Original post by MindMax2000
Not sure if we're looking at the same question:
"Hence, prove that 250n3 þ 300n2 þ 110n þ 12 is a multiple of 12 when n is a positive whole number"
https://filestore.aqa.org.uk/sample-papers-and-mark-schemes/2021/november/AQA-73571-QP-NOV21.PDF

If we are, then the question is testing you on using proofs alongside using sequences. If you have done enough proof questions, this should be OK-ish to do.

Yeah that’s the one. I think knowing that three consecutive numbers must include an even number and a multiple of three is essential to be able to solve this one. They just quote this fact without any justification in the mark scheme and in hindsight it seems kind of obvious. I’ve done a fair amount of proof questions but haven’t come across one of this type. Maybe I’m not looking in the right place. Were you able to solve this one?

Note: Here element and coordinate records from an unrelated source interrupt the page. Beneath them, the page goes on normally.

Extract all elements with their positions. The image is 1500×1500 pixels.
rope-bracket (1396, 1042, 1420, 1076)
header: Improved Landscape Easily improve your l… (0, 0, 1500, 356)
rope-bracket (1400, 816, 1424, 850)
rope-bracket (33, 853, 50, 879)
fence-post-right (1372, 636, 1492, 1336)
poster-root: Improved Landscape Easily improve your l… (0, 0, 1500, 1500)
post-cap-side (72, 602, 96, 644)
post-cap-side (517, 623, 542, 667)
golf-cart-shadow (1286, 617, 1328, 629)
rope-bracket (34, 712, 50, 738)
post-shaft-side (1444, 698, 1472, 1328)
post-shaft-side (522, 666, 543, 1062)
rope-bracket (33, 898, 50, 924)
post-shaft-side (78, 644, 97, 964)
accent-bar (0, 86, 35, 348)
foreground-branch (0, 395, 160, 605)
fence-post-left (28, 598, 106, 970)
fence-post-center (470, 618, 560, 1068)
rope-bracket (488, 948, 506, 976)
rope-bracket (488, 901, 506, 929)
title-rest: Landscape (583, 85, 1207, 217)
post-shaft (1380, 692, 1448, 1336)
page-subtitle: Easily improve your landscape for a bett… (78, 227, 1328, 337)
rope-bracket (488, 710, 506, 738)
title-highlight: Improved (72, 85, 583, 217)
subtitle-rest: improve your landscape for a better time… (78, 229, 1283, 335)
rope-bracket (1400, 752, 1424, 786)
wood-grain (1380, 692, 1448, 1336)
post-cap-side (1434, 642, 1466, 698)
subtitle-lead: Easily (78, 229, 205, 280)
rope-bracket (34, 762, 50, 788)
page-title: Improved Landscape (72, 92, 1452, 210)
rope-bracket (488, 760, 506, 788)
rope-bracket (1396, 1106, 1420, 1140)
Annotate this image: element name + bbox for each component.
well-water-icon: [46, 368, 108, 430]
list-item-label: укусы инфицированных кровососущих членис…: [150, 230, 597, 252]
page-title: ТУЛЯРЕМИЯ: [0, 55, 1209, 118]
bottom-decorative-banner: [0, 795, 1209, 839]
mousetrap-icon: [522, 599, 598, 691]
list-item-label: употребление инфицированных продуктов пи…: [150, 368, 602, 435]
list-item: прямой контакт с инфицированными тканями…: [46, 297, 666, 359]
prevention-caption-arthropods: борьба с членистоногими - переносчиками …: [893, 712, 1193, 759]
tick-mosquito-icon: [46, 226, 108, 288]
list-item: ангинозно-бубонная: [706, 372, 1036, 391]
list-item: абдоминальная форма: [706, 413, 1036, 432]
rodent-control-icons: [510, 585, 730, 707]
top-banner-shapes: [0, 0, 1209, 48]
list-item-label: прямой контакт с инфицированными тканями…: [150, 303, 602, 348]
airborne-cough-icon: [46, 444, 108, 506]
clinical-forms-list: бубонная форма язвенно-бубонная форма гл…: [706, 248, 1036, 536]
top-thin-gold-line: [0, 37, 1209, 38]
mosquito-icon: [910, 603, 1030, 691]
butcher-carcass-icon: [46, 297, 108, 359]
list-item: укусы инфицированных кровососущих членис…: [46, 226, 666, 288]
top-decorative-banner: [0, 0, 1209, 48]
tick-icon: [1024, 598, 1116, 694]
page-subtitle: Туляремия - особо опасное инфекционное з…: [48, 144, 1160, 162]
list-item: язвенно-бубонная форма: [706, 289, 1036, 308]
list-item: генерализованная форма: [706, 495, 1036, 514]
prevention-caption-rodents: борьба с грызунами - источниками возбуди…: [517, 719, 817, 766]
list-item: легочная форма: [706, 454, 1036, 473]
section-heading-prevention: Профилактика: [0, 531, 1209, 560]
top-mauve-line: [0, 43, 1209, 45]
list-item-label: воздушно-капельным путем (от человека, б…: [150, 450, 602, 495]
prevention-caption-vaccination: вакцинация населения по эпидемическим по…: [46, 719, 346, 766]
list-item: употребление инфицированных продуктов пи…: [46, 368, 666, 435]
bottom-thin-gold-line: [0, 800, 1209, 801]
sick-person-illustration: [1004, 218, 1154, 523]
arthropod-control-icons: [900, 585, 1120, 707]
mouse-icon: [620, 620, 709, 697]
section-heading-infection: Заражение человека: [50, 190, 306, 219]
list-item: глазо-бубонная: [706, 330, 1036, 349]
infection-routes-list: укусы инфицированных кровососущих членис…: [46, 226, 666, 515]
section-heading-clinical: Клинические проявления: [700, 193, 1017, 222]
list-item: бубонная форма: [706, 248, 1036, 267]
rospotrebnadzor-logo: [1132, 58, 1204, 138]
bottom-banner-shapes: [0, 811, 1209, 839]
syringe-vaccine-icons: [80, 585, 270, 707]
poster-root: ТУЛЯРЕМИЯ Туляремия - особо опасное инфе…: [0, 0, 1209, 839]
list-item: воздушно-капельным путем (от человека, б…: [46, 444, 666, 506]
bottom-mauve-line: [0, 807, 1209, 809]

I actually remember noticing that for each value of n one of the terms was even and another was a multiple of 3 but I wasn’t able to justify it formally. Perhaps if I had just stated it as fact, without worrying about justifying it, and used it to complete the proof I would’ve still got the marks?
Original post by Haziq123
Yeah that’s the one. I think knowing that three consecutive numbers must include an even number and a multiple of three is essential to be able to solve this one. They just quote this fact without any justification in the mark scheme and in hindsight it seems kind of obvious. I’ve done a fair amount of proof questions but haven’t come across one of this type. Maybe I’m not looking in the right place. Were you able to solve this one?

I actually remember noticing that for each value of n one of the terms was even and another was a multiple of 3 but I wasn’t able to justify it formally. Perhaps if I had just stated it as fact, without worrying about justifying it, and used it to complete the proof I would’ve still got the marks?

I will have to work out 13b in order to understand what is required of 13c
P(x) = 125x^3 +150x^2 + 55x + 6
P(x) = (5x+1)(25x^2 + 25x + 6)
P(x)=(5x+1)(5x+2)(5x+3)

13(c):
"250n^3 + 300n^2 + 110n + 12 = 2(5n+1)(5n+2)(5n+3)
Let 5n = a
2(a+1)(a+2)(a+3)
...[Run through a series of numbers from say 0 to 5 showing the effects.]...
Because of the difference between the factors, there will always be a set of factors where you have the following 2*2*3 [you can alternatively say there will always be a multiple of 2 and a multiple of 3, then the factor of 2], which makes the resulting number always divisible by 12. Therefore...."

I think this comes under proof by deduction.
You would otherwise need to know that (x+1)(x+2)(x+3) will always result in a multiple of 6.

I am not entirely sure whether the examiner would be willing to offer full marks for the above, but it's how I would approach the question.
(edited 1 year ago)
Original post by HaziqALevel
How did you all find this question? I feel I wasn’t particularly well prepared to answer this one. It seems a bit out of syllabus. They use the fact that three consecutive numbers must include an even number and a multiple of three. It’s sort of intuitive when you think about but there’s no way someone could think of that during the test. It’s also not covered in the OUP book. Was it covered in whatever books you’re using or in your college?

I've seen a fair amount of Year 1 proof questions that are structured in this way. Every time you come across a question that says "prove f(x) is a multiple of something" just list all the common factors of that number. For example if it was 6, you could prove one to be a factor of 2 and the other to be a factor of 3, hence when you multiply them together you get a multiple of 6.

It just requires you in some cases to think outside of the box, and ALWAYS pay attention to consecutive terms, as this is a dead giveaway on how to go about answering these types of questions.